Kamis, 20 Januari 2022

Pemerintah Intervensi, Harga Cabai Diprediksi Akan Turun

8 April 2021
Harga cabai diprediksi akan turun setelah ada intervensi pemerintah (Foto: jawapos)

Jangkauan-Jakarta. Harga cabai di pasaran melonjak dalam beberapa pekan terakhir, khususnya cabai rawit merah. Pada akhir Maret hingga awal April 2021, di sejumlah pasar tradisional, harga cabai tembus mencapai Rp 120 ribu sampai Rp 130 ribu. Kondisi ini terjadi di Kota Yogyakarta sampai DKI Jakarta.

Pemerintah sudah melakukan analisis dan berbagai perhitungan untuk menjaga stabilitas harga komoditas utama, baik dari sisi produsen maupun dari sisi konsumen. Perhitungan yang dimaksud, dengan melakukan intervensi pemerintah disaat kondisi harga mulai tidak stabil. Salah satunya dengan memobilisasi daging dari sentra produksi sampai ke pasar, hal sama juga berlaku untuk cabai .

“Begitu juga dengan komoditas cabai yang naik karena faktor cuaca. Kami intervensi sehingga masyarakat bisa membelinya dengan harga yang murah. Dan kami pastikan dalam waktu dekat ini harga cabai akan turun,” kata Kepala Badan Ketahanan Pangan Kementerian Pertanian (Kementan), Agung Hendriadi di Jakarta, Kamis (8/4/2021) seperti dilansir dari Sindonews.

Di samping itu, pemerintah secara rutin memonitoring situasi dan pergerakan harga di lapangan yang dilakukan selama 2 minggu sekali. Hasil monitoring ini selanjutnya dicocokkan dengan data yang dimiliki Badan Pusat Statistik (BPS).

“Oleh karena itu segala macam upaya kita lakukan. secara continue kita melakukan pertemuan rutin dan melakukan intervensi antar lembaga pemerintah, sehingga kenaikan yang terjadi tidak lebih dari 10 persen,” katanya.

“Secara nasional ketersediaan pangan kita aman. Bahkan pemerintah sudah melakukan perhitungan perhitungan sampai bulan Mei atau paska lebaran. Tentu kewajiban kami adalah menjaga harga di tingkat produsen maupun konsumen. Dua hal ini yang kita jaga bersama jajaran Kemendag,” sambung Agung.
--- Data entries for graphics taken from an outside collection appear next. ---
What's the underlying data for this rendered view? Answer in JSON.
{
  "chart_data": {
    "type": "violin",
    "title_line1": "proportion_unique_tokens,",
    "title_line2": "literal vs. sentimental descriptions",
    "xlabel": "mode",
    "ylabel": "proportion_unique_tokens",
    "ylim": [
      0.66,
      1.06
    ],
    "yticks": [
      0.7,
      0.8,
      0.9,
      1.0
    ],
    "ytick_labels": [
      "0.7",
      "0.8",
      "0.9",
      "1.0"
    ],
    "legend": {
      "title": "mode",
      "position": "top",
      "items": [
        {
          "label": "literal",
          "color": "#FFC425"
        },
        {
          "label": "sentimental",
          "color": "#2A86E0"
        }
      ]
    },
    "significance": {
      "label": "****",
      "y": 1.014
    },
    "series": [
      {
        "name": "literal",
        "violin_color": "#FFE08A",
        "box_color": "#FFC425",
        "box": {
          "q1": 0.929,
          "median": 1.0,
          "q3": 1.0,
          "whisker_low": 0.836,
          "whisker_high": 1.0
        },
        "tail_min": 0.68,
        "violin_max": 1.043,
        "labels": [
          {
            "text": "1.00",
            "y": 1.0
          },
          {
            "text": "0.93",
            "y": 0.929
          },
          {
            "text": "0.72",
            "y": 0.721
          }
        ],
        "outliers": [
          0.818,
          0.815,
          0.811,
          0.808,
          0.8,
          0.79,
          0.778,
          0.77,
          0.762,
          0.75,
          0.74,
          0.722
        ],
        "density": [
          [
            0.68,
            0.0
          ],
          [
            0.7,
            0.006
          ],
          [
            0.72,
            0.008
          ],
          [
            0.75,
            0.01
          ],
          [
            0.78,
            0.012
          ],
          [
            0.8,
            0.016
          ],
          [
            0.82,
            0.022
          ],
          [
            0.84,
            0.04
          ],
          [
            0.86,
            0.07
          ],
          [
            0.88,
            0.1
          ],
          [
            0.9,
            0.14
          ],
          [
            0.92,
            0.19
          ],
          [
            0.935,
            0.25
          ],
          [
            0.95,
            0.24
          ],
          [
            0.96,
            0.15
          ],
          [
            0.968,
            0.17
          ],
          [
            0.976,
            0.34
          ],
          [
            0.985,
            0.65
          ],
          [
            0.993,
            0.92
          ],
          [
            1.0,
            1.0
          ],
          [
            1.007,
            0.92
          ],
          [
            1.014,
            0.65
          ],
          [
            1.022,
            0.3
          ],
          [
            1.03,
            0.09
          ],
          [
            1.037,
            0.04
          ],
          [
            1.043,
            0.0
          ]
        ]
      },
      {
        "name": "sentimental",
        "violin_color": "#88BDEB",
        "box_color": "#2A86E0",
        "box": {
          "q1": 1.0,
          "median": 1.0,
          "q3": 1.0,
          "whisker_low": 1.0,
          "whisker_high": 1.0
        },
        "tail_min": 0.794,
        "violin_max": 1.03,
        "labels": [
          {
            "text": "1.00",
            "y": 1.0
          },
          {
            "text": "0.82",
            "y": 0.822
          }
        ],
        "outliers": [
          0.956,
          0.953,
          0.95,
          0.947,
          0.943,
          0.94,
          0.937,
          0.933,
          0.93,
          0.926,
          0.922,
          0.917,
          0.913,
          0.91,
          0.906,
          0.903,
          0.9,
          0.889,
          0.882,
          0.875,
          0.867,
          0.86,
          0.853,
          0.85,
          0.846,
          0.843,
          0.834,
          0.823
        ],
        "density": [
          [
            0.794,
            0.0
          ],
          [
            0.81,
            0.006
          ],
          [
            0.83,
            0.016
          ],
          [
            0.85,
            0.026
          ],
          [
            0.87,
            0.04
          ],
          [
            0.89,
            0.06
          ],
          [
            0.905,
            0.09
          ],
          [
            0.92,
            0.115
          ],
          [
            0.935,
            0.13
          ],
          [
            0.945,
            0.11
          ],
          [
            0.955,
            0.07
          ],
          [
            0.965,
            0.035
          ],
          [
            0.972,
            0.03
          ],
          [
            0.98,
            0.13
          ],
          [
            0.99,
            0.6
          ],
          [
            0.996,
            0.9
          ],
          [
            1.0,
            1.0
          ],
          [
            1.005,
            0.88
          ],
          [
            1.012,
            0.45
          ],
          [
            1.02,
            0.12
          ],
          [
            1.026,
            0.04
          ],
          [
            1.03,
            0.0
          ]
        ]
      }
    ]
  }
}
Pengamat pangan IPB sekaligus Ketua Asosiasi Bank Benih dan Teknologi Tani Indonesia (AB2TI), Dwi Andreas Santoso mengatakan, bahwa dalam waktu dekat kondisi harga komoditas cabai di pasaran secara perlahan akan berangsur rurun.

Menurut Dwi, kenaikan yang terjadi selama ini merupakan sirklus musiman biasa yang disebabkan cuaca ekstrem seperti curah hujan tinggi. Sirklus ini bahkan sudah diamati sejak 7 tahun terakhir, dimana setiap puasa dan lebaran harga komoditas utama seperti cabai, bawang dan ayam potong akan mengalami kenaikan.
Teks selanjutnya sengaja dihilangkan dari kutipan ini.